Retailers yesterday said they were relieved, happy and thankful to finally be allowed to operate and welcome customers into their storefronts.
Prime Minister Dr. Hubert Minnis announced last week in the House of Assembly that beginning June 2, all businesses deemed non-essential would be allowed to open their storefronts to members of the public for the first time since he mandated their closure as a part of COVID-19 emergency orders.
Marketing Manager for Rubins Kelly Smith described the feeling she felt opening the clothing and shoe retail store for the first time in more than two months.
“It was a wonderful feeling, finally. You know, we’ve been hanging on as long as we can. We’ve been in business 91 years and we really started to get nervous that we may not make it to see 92 years. We were really relieved to finally open our doors and have our customers come in, because we pride ourselves on customer service and treat our customers and our staff like family and friends,” she said in an interview with Guardian Business yesterday.
During the first day of the store’s reopening, Smith said the primary focus was to ensure proper protocols were in place, adding that customers adhered to the store’s new shopping policies of five customers at a time fairly easily.
“We’re doing our part by wearing masks, disinfecting and wiping the counters down, disinfecting any clothing that’s been tried on and putting it in the back for 24 hours,” she said.
“I have to say, the customers have really been doing their part. They’re wearing their [masks], everyone has really got the whole procedure down. Our customers have been really happy to finally see us again and get the service they’ve been longing for.”
Smith said the company’s priority in this new COVID-19 era is to accommodate customers as best as it can.
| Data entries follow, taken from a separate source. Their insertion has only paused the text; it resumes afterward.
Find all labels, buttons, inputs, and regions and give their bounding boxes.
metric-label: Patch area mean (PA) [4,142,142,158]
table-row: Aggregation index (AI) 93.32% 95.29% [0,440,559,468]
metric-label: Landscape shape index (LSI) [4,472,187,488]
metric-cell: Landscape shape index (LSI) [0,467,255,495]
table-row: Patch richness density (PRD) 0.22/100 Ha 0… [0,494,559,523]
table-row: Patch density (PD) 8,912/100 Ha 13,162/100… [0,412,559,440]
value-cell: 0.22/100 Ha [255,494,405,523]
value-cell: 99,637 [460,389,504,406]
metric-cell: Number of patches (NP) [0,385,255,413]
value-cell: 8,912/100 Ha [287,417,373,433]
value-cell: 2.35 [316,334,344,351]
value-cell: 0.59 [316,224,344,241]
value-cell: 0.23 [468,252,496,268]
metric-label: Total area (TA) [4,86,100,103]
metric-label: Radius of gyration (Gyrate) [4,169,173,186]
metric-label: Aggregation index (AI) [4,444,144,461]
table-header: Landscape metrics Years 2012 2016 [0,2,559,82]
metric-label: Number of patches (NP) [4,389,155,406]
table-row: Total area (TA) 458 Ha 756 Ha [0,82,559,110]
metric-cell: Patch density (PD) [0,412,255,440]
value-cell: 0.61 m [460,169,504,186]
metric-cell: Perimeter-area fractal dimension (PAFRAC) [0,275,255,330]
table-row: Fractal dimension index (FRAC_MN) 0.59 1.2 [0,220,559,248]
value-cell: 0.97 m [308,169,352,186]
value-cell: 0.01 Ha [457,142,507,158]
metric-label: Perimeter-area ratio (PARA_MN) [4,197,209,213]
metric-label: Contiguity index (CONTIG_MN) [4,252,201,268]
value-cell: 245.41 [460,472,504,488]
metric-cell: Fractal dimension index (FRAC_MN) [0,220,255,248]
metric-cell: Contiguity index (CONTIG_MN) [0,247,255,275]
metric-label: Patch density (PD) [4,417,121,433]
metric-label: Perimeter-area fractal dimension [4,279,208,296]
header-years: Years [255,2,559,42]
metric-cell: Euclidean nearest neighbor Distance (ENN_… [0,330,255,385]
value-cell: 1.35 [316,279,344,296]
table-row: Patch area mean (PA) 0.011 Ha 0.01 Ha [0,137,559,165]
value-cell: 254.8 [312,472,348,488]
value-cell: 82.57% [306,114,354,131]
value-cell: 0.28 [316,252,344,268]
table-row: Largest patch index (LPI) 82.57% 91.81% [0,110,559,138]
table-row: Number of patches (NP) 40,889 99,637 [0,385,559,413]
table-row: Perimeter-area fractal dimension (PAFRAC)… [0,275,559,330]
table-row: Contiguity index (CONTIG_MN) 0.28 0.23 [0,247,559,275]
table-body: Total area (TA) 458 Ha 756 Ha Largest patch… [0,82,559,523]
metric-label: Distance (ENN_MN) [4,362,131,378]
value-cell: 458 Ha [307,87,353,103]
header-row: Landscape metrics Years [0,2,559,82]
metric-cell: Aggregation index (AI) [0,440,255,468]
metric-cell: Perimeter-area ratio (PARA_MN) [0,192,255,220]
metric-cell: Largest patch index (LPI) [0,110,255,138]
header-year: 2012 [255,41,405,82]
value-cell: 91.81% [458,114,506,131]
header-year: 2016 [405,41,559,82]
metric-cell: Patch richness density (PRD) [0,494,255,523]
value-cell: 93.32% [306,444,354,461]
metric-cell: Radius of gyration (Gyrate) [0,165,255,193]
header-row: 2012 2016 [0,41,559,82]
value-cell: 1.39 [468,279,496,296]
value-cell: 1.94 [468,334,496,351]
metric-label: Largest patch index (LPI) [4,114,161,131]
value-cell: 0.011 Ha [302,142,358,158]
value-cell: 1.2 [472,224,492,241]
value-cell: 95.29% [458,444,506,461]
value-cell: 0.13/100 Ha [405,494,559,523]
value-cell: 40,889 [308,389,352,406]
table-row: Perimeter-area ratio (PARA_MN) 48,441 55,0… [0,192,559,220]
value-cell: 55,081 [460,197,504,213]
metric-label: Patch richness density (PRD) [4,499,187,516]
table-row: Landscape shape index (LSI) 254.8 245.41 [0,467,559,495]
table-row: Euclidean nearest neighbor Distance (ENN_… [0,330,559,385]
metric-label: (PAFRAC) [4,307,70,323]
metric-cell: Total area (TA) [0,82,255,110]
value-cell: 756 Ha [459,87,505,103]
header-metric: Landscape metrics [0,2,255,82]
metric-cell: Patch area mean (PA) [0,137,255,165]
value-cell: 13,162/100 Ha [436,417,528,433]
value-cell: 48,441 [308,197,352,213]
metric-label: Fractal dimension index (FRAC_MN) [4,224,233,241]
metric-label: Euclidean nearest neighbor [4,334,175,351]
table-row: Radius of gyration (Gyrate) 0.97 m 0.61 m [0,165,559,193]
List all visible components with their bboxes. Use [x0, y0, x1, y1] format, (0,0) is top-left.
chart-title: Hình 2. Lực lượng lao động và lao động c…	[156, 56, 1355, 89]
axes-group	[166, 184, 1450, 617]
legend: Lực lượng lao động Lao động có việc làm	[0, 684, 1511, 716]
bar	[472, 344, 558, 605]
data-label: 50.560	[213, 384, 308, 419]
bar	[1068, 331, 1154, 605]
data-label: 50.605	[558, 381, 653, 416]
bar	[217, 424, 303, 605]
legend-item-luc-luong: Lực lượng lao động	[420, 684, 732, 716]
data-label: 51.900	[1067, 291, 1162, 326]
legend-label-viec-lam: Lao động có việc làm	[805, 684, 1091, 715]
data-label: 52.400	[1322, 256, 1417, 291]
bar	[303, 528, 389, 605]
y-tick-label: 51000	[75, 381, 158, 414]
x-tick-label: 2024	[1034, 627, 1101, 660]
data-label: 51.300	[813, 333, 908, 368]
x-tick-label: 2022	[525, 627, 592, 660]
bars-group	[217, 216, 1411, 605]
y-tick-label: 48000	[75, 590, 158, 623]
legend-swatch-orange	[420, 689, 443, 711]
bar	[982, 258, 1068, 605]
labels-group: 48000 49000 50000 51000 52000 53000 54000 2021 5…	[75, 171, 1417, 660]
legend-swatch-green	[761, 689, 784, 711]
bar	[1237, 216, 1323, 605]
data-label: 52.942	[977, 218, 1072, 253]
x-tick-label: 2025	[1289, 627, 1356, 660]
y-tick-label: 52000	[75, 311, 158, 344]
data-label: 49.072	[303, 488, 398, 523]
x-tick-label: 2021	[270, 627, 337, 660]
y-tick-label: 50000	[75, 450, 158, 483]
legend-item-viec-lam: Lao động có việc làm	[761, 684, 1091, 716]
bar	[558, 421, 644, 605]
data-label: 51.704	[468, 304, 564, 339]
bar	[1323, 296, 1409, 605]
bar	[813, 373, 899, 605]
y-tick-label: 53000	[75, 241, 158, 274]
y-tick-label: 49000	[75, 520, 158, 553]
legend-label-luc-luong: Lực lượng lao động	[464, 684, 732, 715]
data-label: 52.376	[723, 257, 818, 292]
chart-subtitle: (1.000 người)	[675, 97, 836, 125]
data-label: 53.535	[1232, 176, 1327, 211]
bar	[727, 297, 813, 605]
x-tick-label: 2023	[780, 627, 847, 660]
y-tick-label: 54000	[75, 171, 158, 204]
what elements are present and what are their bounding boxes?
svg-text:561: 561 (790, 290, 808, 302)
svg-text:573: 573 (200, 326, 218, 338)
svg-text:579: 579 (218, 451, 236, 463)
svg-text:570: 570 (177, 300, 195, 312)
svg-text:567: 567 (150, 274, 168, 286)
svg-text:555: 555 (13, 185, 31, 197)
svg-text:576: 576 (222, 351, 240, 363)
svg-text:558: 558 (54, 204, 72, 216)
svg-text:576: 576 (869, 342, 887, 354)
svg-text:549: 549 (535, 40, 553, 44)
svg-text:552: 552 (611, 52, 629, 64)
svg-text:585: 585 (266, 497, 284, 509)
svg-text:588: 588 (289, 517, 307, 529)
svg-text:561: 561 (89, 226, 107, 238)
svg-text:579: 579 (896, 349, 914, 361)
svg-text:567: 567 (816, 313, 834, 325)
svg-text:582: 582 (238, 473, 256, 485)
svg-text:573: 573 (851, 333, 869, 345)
“Moving forward, it’s going to definitely be altered, of course, for the business, because we’re doing what we can to tighten up our budget, not over-order inventory, be really cautious in what we’re purchasing and how we’re doing it and also how we’re delivering to customers.”
For John’s Shoe Store General Manager John Cathopoulis, although the company has been offering curbside service since last month, when the country entered phase two of the economic reopening plan, nothing compares to opening the doors to customers.
“It was nice to have a little taste of what was normal, you know, being able to actual serve a customer in the store and go through the process traditionally, as opposed to having people outside in the hot sun. We have a store policy for the maximum number of people in the store, so we still have a line of people at times, but everyone seems to be enjoying it. No one has complained about having to stand and wait. I think them having to deal with the banks or the check cashing places during this time, people sort of got used to that,” he said.
“I’m very thankful that we are able to, once again, allow customers in the store.”
Looking forward to the rest of the year, Cathopoulis said the company just hopes to keep above water.
“It’s uncharted waters. We’re not going to compare this to years gone by, it’s very unfair to do that, especially since your biggest obstacle is that the long amount of time that we’ve been closed is the long amount of time that people haven’t had a chance to make money for savings to spend toward the end of the year,” he said.
“I guess for the rest of this year, we’re just hoping that we can keep above water, that we can just not lose money. We want to do as much as we can that was normal and keep people along for the [ride]. We keep saying we want to go back to normal, but I don’t think that’s going to happen.”